I have to debug multiple dlls each within their own project. There is a parent executable that loads a dll, which serves as a container for the other dlls. My question is how can I debug the whole 'component' ie: all the dll's involved, using Visual Studio 2005 for C++.

+2  A: 

If they're all in the same solution, set a breakpoint in the DLL project where you want to debug, right click on the EXE project, and select Debug > Start new instance.

If they're in separate solutions, open the DLL solution, right click on the project, expand the Configuration Properties node in the tree on the left, select Debugging. Set the Command property to point to the debug build of the EXE in the other project. Then set your breakpoint(s) and hit F5 to start debugging.

dgnorton
thanks for the input. I added all the projects to the same solution, but breakpoints I set give the warning breakpoint will not be hit since no debugging symbols loading from the file.
Pradyot
Is that with the "debug" configuration selected? Try rebuild solution?
dgnorton
+2  A: 

Arbitrarily pick one of the DLL projects as the startup project, it doesn't matter which. Right-click + Properties, Debugging. Set the 'Command' setting to the path of a test EXE that will load the DLLs. If you don't have a good one then just write one, might as well add it to the project and make it the startup project.
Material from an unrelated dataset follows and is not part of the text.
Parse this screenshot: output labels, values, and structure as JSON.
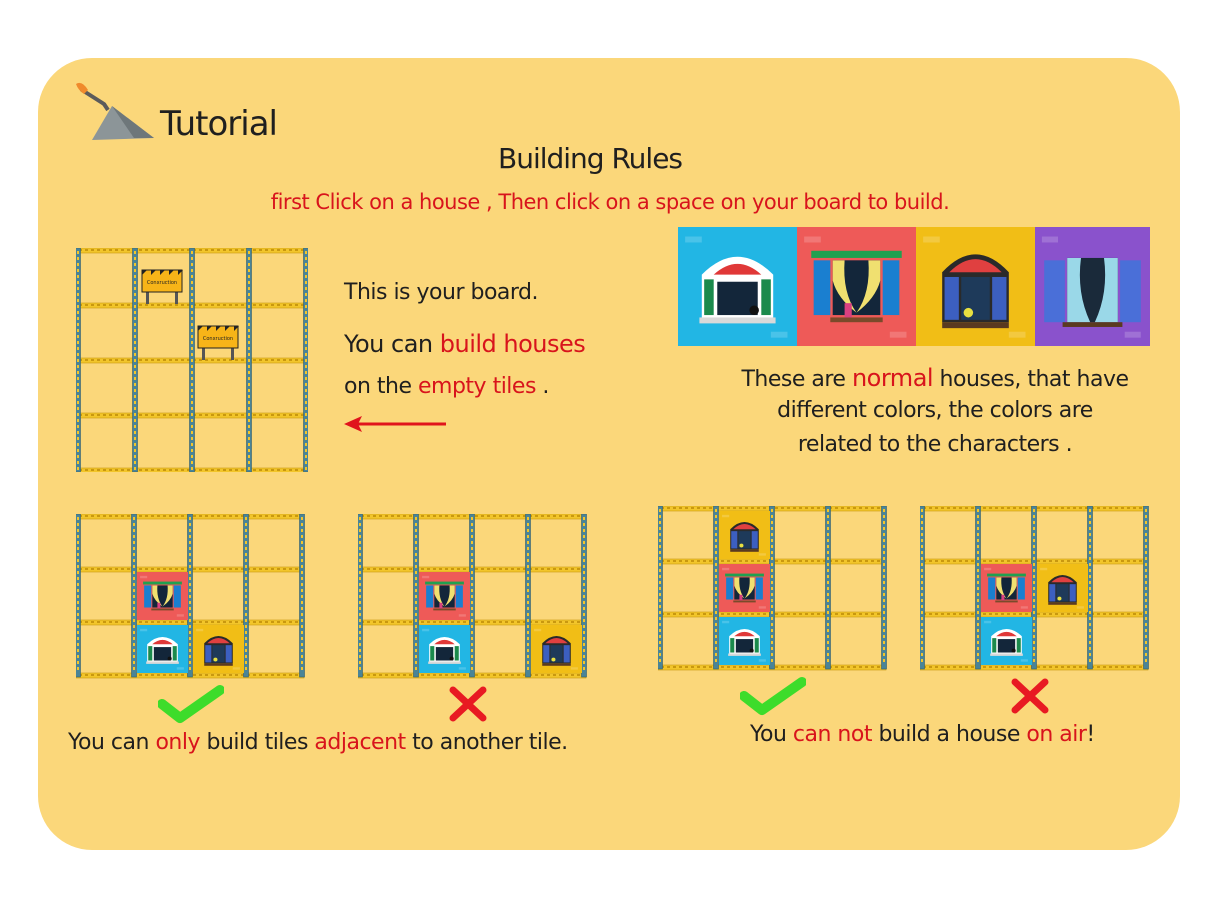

Pay attention to the Output window while the EXE starts. You'll see notifications for each DLL that gets loaded. As soon as one of the DLLs that's in your solution gets loaded then the debugger jumps in, looks for the .pdb file for the DLL and activates any breakpoints you'd have set in the DLL source code. You cannot debug the DLL unless the EXE loads it.

If that still doesn't enable breakpoints then use Debug + Windows + Modules and locate the DLL in the list. Right-click it and choose Symbol Load Information to find out where the debugger looked for the .pdb file. This doesn't go wrong very often since the DLL contains the path to the .pdb file. The far more typical failure mode is that the EXE simply didn't load the DLL.